A 17ª Conferência das Nações Unidas de Combate à Desertificação (COP17), que ocorre em Ulaanbaatar, Mongólia, deve adiar novamente a criação de um regime global para enfrentar as secas. Apesar de algumas declarações otimistas, negociadores envolvidos no processo revelam que a possibilidade de um acordo concreto está distante.
Divisões nas Negociações
O evento, que se encerra oficialmente nesta sexta-feira (28), já apresenta um cenário de descontentamento entre os participantes. Um grupo liderado pelos Estados Unidos e pela União Europeia, com o apoio de países sul-americanos como Argentina, Chile e Paraguai, manifestou claramente que não haverá consenso sobre o tema das secas.
Decisões e Perspectivas Futuras
Até o momento, o que se tem acordado é a apresentação de uma decisão procedimental ao final da conferência, deixando as discussões para a próxima COP, programada para 2028 no Egito. Essa situação não é inédita, uma vez que eventos semelhantes ocorreram na COP16, em Riad, onde a falta de consenso também levou a adiamentos.
Posição do Brasil e Mediação Internacional
O Brasil, embora favorável à criação de um regime para o combate às secas, reconhece que a falta de consenso torna necessário manter o tema na agenda para futuras discussões. A mediação entre os países foi fundamental, especialmente entre representantes do Brasil e da Arábia Saudita, que tentaram encontrar um meio-termo entre as exigências dos países africanos e as objeções dos Estados Unidos.
Demandas dos Países Africanos
Os países africanos, que já vêm solicitando a criação de um mecanismo multilateral para enfrentar a escassez hídrica há várias conferências, enfatizam a necessidade de apoio financeiro para que nações vulneráveis possam se preparar e se recuperar de eventos extremos. Eles argumentam que mecanismos existentes, como o Fundo Global para o Meio Ambiente, abordam apenas de forma mais ampla a questão da degradação das terras.

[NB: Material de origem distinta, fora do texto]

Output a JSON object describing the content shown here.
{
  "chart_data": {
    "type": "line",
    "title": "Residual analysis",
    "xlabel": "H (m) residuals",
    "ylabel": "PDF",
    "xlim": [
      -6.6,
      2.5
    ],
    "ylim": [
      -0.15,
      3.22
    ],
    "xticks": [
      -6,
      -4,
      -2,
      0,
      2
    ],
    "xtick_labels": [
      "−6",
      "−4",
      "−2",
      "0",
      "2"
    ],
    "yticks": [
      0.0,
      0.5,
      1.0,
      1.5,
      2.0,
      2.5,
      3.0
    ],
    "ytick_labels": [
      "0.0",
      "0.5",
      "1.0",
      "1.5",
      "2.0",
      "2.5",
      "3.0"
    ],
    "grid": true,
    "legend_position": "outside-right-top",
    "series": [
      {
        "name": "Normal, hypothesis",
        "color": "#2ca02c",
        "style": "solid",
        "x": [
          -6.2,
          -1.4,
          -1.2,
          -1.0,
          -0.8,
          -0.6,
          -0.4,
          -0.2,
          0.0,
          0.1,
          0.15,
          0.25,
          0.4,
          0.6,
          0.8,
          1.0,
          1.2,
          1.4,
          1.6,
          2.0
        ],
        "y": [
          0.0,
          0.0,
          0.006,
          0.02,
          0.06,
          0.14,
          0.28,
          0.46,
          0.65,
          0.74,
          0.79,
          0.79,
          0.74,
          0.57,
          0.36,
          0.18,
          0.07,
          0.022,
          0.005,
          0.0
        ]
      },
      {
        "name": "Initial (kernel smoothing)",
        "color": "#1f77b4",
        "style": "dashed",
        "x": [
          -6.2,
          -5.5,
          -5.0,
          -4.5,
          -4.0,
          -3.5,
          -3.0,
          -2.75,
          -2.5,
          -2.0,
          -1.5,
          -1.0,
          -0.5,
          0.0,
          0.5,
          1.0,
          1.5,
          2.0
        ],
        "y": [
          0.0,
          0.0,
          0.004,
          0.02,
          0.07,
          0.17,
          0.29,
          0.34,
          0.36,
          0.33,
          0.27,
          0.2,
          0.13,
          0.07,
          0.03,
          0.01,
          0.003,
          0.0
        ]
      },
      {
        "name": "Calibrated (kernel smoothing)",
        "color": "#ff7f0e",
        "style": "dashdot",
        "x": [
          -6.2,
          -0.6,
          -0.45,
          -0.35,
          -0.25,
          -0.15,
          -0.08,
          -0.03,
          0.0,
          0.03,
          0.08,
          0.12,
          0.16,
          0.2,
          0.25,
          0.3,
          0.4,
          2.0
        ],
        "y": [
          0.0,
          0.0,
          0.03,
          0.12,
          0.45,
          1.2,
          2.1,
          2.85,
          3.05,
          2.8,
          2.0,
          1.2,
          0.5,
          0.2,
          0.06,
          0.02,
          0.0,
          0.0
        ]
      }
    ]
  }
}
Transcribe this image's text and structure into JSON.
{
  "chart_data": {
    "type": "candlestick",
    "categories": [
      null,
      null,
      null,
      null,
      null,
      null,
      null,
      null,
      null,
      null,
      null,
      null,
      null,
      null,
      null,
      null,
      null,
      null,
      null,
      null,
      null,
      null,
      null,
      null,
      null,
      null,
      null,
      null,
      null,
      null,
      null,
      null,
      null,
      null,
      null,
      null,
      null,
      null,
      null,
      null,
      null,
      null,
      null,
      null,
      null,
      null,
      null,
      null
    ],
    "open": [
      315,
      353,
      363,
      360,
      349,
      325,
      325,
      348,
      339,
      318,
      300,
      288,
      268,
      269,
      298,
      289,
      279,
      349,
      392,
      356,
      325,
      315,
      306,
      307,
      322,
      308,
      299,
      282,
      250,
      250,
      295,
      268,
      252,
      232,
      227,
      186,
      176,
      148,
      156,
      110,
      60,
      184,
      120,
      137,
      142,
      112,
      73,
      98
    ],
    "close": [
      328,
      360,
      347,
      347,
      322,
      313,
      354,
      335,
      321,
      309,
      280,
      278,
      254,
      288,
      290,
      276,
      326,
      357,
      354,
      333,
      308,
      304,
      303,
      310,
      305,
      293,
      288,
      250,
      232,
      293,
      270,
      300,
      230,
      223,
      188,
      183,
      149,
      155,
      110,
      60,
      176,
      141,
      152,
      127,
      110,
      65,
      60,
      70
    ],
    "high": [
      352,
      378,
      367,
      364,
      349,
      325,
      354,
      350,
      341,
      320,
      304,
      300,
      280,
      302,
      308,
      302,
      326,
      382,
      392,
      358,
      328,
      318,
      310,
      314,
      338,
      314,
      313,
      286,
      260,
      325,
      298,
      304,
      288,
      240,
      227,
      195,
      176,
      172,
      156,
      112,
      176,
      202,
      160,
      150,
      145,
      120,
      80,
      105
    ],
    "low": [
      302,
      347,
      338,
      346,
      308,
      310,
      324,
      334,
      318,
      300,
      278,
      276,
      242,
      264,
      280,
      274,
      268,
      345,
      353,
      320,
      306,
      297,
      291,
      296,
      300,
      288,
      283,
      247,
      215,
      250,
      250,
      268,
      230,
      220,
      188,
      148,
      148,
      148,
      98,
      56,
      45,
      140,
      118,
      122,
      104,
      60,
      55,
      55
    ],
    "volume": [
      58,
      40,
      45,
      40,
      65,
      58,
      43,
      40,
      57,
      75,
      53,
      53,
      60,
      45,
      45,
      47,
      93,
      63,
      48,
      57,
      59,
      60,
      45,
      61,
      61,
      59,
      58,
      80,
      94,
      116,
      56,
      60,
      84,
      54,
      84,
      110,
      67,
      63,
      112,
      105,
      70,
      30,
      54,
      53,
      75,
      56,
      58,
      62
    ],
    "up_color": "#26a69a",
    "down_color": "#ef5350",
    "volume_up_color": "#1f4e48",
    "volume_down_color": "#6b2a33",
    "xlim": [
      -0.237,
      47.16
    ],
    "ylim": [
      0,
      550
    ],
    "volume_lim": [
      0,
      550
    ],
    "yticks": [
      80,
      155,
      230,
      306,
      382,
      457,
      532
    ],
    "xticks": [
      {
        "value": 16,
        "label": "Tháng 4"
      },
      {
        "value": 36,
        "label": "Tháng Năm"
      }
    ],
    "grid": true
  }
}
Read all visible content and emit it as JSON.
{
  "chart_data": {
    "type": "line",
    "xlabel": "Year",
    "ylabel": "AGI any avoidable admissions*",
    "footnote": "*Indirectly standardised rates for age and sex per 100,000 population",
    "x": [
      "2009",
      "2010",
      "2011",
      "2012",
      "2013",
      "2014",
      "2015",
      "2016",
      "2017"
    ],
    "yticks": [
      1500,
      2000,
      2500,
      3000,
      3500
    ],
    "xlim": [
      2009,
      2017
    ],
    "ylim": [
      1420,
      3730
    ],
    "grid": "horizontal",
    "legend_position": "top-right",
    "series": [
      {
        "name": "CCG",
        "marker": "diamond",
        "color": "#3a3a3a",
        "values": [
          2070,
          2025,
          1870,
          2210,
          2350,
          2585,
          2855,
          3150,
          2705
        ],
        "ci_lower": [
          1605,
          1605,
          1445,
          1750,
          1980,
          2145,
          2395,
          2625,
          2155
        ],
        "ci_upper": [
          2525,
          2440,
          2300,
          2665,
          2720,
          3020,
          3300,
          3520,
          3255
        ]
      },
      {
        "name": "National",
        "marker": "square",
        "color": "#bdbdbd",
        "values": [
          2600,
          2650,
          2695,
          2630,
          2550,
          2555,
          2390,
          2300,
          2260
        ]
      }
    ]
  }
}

Desafios Geopolíticos e Financeiros
Os obstáculos enfrentados nas negociações vão além das questões financeiras. A geopolítica também desempenha um papel crucial, com alguns países, liderados pelos Estados Unidos, buscando enfraquecer as agendas multilaterais desde o início da conferência. A expectativa de um acordo ainda é mantida por alguns líderes, mas as dificuldades são evidentes.
Esperança e Urgência no Combate às Secas
Em meio a um cenário desafiador, Andrea Meza Murillo, secretária executiva adjunta da UNCCD, expressou otimismo sobre a possibilidade de um acordo. Ela destacou a importância da colaboração internacional para enfrentar o problema das secas, que se intensificou nos últimos anos, com um aumento de quase 30% na frequência e intensidade dos fenômenos desde 2000.
Necessidade de Políticas Sustentáveis
Daniel Tsegai, coordenador do grupo de trabalho sobre seca da UNCCD, argumenta que a abordagem de tratar secas como desastres imprevisíveis é ultrapassada. Ele defende a implementação de políticas permanentes que abordem as secas de forma proativa, antes, durante e após os eventos extremos, para minimizar os impactos devastadores que esses fenômenos podem causar.
Conclusão
Embora a COP17 esteja se aproximando do fim sem um acordo formal sobre secas, as discussões iniciadas e a pressão internacional podem trazer frutos nas próximas edições. A urgência do tema demanda ações concretas e a colaboração entre nações, ressaltando que o combate às secas é um desafio global que não pode ser ignorado.